I love the metaphor of it as well. The challenges of life await us like a mountain ahead. Let’s take it straight on!
- Take plank position. Ensure that your fingers point forward in order to maintain a neutral alignment of the shoulder joint.
- Squeeze one knee into your chest, or perhaps tap your triceps with your knee.
- Look slightly forward of your hands in order to keep the most neutral alignment of your neck and back.
- Return your leg to plank position, and then draw the other knee towards your chest or to your triceps.
- Adjust the intensity by either jumping or stepping from leg to leg with variable quickness.
- The tendency is to raise your hips into a downward dog position. Avoid this and keep the hips in line with your heels and shoulders.
- If holding yourself in plank is uncomfortable to your wrists (carpal tunnel, tight wrists), try using push up stands or dumbbells.
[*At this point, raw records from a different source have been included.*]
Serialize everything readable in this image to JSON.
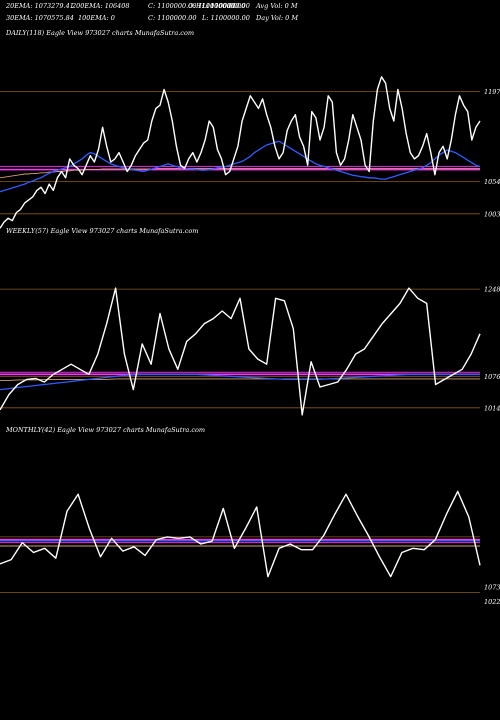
{
  "header": {
    "row1": [
      "20EMA: 1073279.41",
      "200EMA: 106408",
      "C: 1100000.00",
      "O: 1100000.00",
      "H: 1100000.00",
      "L: 1100000.00",
      "Avg Vol: 0  M"
    ],
    "row2": [
      "30EMA: 1070575.84",
      "100EMA: 0",
      "C: 1100000.00",
      "L: 1100000.00",
      "Day Vol: 0  M"
    ]
  },
  "panels": [
    {
      "label": "DAILY(118) Eagle   View  973027 charts MunafaSutra.com"
    },
    {
      "label": "WEEKLY(57) Eagle   View  973027 charts MunafaSutra.com"
    },
    {
      "label": "MONTHLY(42) Eagle   View  973027 charts MunafaSutra.com"
    }
  ],
  "colors": {
    "background": "#000000",
    "price": "#ffffff",
    "ema_blue": "#2f5cff",
    "ema_magenta": "#ff33ff",
    "ema_orange": "#d2a070",
    "grid": "#8a5a1a"
  },
  "chart_data": [
    {
      "type": "line",
      "ylim": [
        990,
        1215
      ],
      "yticks": [
        {
          "label": "1197",
          "value": 1197
        },
        {
          "label": "1054",
          "value": 1054
        },
        {
          "label": "1003",
          "value": 1003
        }
      ],
      "price": [
        980,
        990,
        996,
        992,
        1005,
        1010,
        1020,
        1025,
        1030,
        1040,
        1045,
        1035,
        1050,
        1040,
        1060,
        1070,
        1060,
        1090,
        1080,
        1075,
        1065,
        1080,
        1095,
        1085,
        1105,
        1140,
        1110,
        1085,
        1090,
        1100,
        1085,
        1070,
        1080,
        1095,
        1105,
        1115,
        1120,
        1150,
        1170,
        1175,
        1200,
        1180,
        1150,
        1110,
        1080,
        1075,
        1090,
        1100,
        1085,
        1100,
        1120,
        1150,
        1140,
        1105,
        1090,
        1065,
        1070,
        1090,
        1110,
        1150,
        1170,
        1190,
        1180,
        1170,
        1185,
        1160,
        1140,
        1110,
        1090,
        1100,
        1135,
        1150,
        1160,
        1125,
        1110,
        1080,
        1165,
        1155,
        1120,
        1140,
        1190,
        1180,
        1100,
        1080,
        1090,
        1120,
        1160,
        1140,
        1120,
        1080,
        1070,
        1150,
        1200,
        1220,
        1210,
        1170,
        1150,
        1200,
        1170,
        1130,
        1100,
        1090,
        1095,
        1110,
        1130,
        1100,
        1065,
        1100,
        1110,
        1090,
        1120,
        1160,
        1190,
        1175,
        1165,
        1120,
        1140,
        1150
      ],
      "ema_blue": [
        1038,
        1040,
        1042,
        1044,
        1046,
        1048,
        1050,
        1053,
        1055,
        1058,
        1060,
        1064,
        1067,
        1070,
        1072,
        1074,
        1076,
        1078,
        1082,
        1086,
        1090,
        1096,
        1100,
        1098,
        1094,
        1090,
        1086,
        1082,
        1080,
        1078,
        1076,
        1074,
        1073,
        1072,
        1071,
        1070,
        1072,
        1074,
        1076,
        1078,
        1080,
        1082,
        1080,
        1078,
        1076,
        1075,
        1074,
        1074,
        1073,
        1072,
        1072,
        1073,
        1074,
        1076,
        1077,
        1078,
        1080,
        1082,
        1084,
        1086,
        1090,
        1094,
        1100,
        1104,
        1108,
        1112,
        1114,
        1116,
        1118,
        1114,
        1110,
        1106,
        1102,
        1098,
        1094,
        1090,
        1086,
        1082,
        1080,
        1078,
        1076,
        1074,
        1072,
        1070,
        1068,
        1066,
        1064,
        1063,
        1062,
        1061,
        1060,
        1060,
        1059,
        1058,
        1058,
        1060,
        1062,
        1064,
        1066,
        1068,
        1070,
        1072,
        1074,
        1076,
        1080,
        1084,
        1090,
        1096,
        1100,
        1104,
        1102,
        1100,
        1096,
        1092,
        1088,
        1084,
        1080,
        1078
      ],
      "ema_orange": [
        1060,
        1061,
        1062,
        1063,
        1064,
        1065,
        1066,
        1066,
        1067,
        1067,
        1068,
        1068,
        1069,
        1069,
        1070,
        1070,
        1071,
        1071,
        1072,
        1072,
        1072,
        1073,
        1073,
        1073,
        1073,
        1074,
        1074,
        1074,
        1074,
        1074,
        1074,
        1074,
        1074,
        1074,
        1074,
        1074,
        1074,
        1074,
        1075,
        1075,
        1075,
        1075,
        1075,
        1075,
        1075,
        1075,
        1075,
        1075,
        1075,
        1075,
        1075,
        1075,
        1075,
        1075,
        1075,
        1075,
        1075,
        1075,
        1075,
        1075,
        1075,
        1075,
        1075,
        1075,
        1075,
        1075,
        1075,
        1075,
        1075,
        1075,
        1075,
        1075,
        1075,
        1075,
        1075,
        1075,
        1075,
        1075,
        1075,
        1075,
        1075,
        1075,
        1075,
        1075,
        1075,
        1075,
        1075,
        1075,
        1075,
        1075,
        1075,
        1075,
        1075,
        1075,
        1075,
        1075,
        1075,
        1075,
        1075,
        1075,
        1075,
        1075,
        1075,
        1075,
        1075,
        1075,
        1075,
        1075,
        1075,
        1075,
        1075,
        1075,
        1075,
        1075,
        1075,
        1075,
        1075,
        1075
      ],
      "ema_magenta_level": 1073,
      "ema_magenta2_level": 1078,
      "gridlines": [
        1197,
        1054,
        1003
      ]
    },
    {
      "type": "line",
      "ylim": [
        990,
        1270
      ],
      "yticks": [
        {
          "label": "1248",
          "value": 1248
        },
        {
          "label": "1076",
          "value": 1076
        },
        {
          "label": "1014",
          "value": 1014
        }
      ],
      "price": [
        1010,
        1040,
        1060,
        1070,
        1072,
        1065,
        1080,
        1090,
        1100,
        1090,
        1080,
        1120,
        1180,
        1250,
        1120,
        1050,
        1140,
        1100,
        1200,
        1130,
        1090,
        1145,
        1160,
        1180,
        1190,
        1205,
        1190,
        1230,
        1130,
        1110,
        1100,
        1230,
        1225,
        1170,
        1000,
        1105,
        1055,
        1060,
        1065,
        1090,
        1120,
        1130,
        1155,
        1180,
        1200,
        1220,
        1250,
        1230,
        1220,
        1060,
        1070,
        1080,
        1090,
        1120,
        1160
      ],
      "ema_blue": [
        1050,
        1052,
        1054,
        1056,
        1058,
        1060,
        1062,
        1064,
        1066,
        1068,
        1070,
        1072,
        1074,
        1076,
        1078,
        1079,
        1080,
        1080,
        1080,
        1080,
        1080,
        1080,
        1080,
        1079,
        1078,
        1077,
        1076,
        1075,
        1074,
        1073,
        1072,
        1071,
        1070,
        1070,
        1070,
        1070,
        1070,
        1071,
        1072,
        1073,
        1074,
        1075,
        1076,
        1077,
        1078,
        1079,
        1080,
        1080,
        1080,
        1080,
        1080,
        1080,
        1080,
        1080,
        1080
      ],
      "ema_orange": [
        1068,
        1068,
        1069,
        1069,
        1069,
        1070,
        1070,
        1070,
        1070,
        1070,
        1070,
        1070,
        1070,
        1071,
        1071,
        1071,
        1071,
        1071,
        1071,
        1071,
        1071,
        1071,
        1071,
        1071,
        1071,
        1071,
        1071,
        1071,
        1071,
        1071,
        1071,
        1071,
        1071,
        1071,
        1071,
        1071,
        1071,
        1071,
        1071,
        1071,
        1071,
        1071,
        1071,
        1071,
        1071,
        1071,
        1071,
        1071,
        1071,
        1071,
        1071,
        1071,
        1071,
        1071,
        1071
      ],
      "ema_magenta_level": 1080,
      "ema_magenta2_level": 1084,
      "gridlines": [
        1248,
        1076,
        1014
      ]
    },
    {
      "type": "line",
      "ylim": [
        1000,
        1450
      ],
      "yticks": [
        {
          "label": "1073",
          "value": 1073
        },
        {
          "label": "1022",
          "value": 1022
        }
      ],
      "price": [
        1155,
        1170,
        1230,
        1195,
        1210,
        1175,
        1340,
        1400,
        1280,
        1180,
        1245,
        1200,
        1215,
        1185,
        1240,
        1250,
        1245,
        1250,
        1225,
        1235,
        1350,
        1210,
        1280,
        1355,
        1110,
        1210,
        1225,
        1205,
        1205,
        1255,
        1330,
        1400,
        1325,
        1255,
        1180,
        1110,
        1195,
        1210,
        1205,
        1240,
        1330,
        1410,
        1320,
        1150
      ],
      "ema_blue": [
        1236,
        1236,
        1236,
        1236,
        1236,
        1236,
        1236,
        1236,
        1236,
        1236,
        1236,
        1236,
        1236,
        1236,
        1236,
        1236,
        1236,
        1236,
        1236,
        1236,
        1236,
        1236,
        1236,
        1236,
        1236,
        1236,
        1236,
        1236,
        1236,
        1236,
        1236,
        1236,
        1236,
        1236,
        1236,
        1236,
        1236,
        1236,
        1236,
        1236,
        1236,
        1236,
        1236,
        1236
      ],
      "ema_orange": [
        1218,
        1218,
        1218,
        1218,
        1218,
        1218,
        1218,
        1218,
        1218,
        1218,
        1218,
        1218,
        1218,
        1218,
        1218,
        1218,
        1218,
        1218,
        1218,
        1218,
        1218,
        1218,
        1218,
        1218,
        1218,
        1218,
        1218,
        1218,
        1218,
        1218,
        1218,
        1218,
        1218,
        1218,
        1218,
        1218,
        1218,
        1218,
        1218,
        1218,
        1218,
        1218,
        1218,
        1218
      ],
      "ema_magenta_level": 1240,
      "ema_magenta2_level": 1230,
      "gridlines": [
        1250,
        1055
      ]
    }
  ]
}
Those will take a lot of pressure off your wrists.
- The shoulders tend to pronate when you turn your hands to face away from forward. This places a lot of stress on the rotator cuff muscles, so keep your fingers forward!
You can count on seeing some mountain climbers in my bootcamps, and online workouts. I know what you’re probably thinking… You love mountain climbers about as much as you love burpees. Well, that’s just the nature of this type of exercise. It’s going to be around for a while, so take it like bad medicine. It’s good for you!